I've got some bad news. I've posted the solution with a CW on the original thread.

futurebird@sauropods.win

@IngaLovinde @AbyssalRook

It's been really helpful for me to see how many people focused on the order of the numbers in the list, which I didn't think very important since the list is so short that that type of analysis might not be that useful.
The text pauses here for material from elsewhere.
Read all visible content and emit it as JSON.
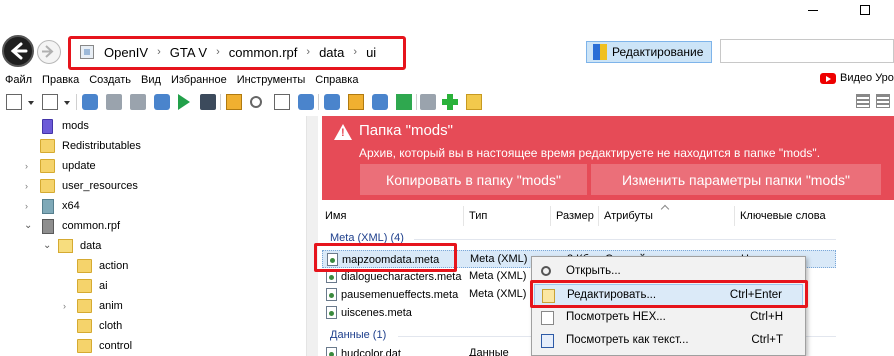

I used the random list to scramble the fake numbers twice. I should have scrambled them more.

abyssalrook@mstdn.social

@IngaLovinde I'm not following the first problem in the logic. The situation you're describing might be important if we're looking at more and more instances of it happening, but looking at it happening at least once (~94%) doesn't change at all, and it happening ONLY once might jiggle the ~8% estimate I had, but not significantly move it.

flockofcats@famichiki.jp

@Bumblefish @futurebird
That was an interesting thread. Our brains are wired to think certain things are “random” when they’re not, so when people try to create something that looks random, they often avoid repeated numbers, even though there’d be repeats, if truly random, with some expected frequency. Also, odd numbers are often overrepresented cuz they feel more random, e.g., 5973 vs 6084. This “ looks random, but isn’t” often comes up when people fabricate scientific data

abyssalrook@mstdn.social

@IngaLovinde As for the latter, that is entirely true from a research perspective, but I picked the 3-of-a-kind pattern because I assumed the non-random list was entirely human constructed, and that particular pattern is one that sticks out to us the most. Someone making a list by hand is more likely to see "6-6-6" as less random than "6-1-2" or "3-4-5".

I did not clock 'Which is random?' as one being a dice roll and the other being a shuffled deck of prescribed cards.

fsologureng@chilemasto.casa

@futurebird listA has the subsequence 1,1,1,6,1,4 repeated twice at very short distance between them, which is, while plausible, extremely improbable. That's the way I found it's crafted.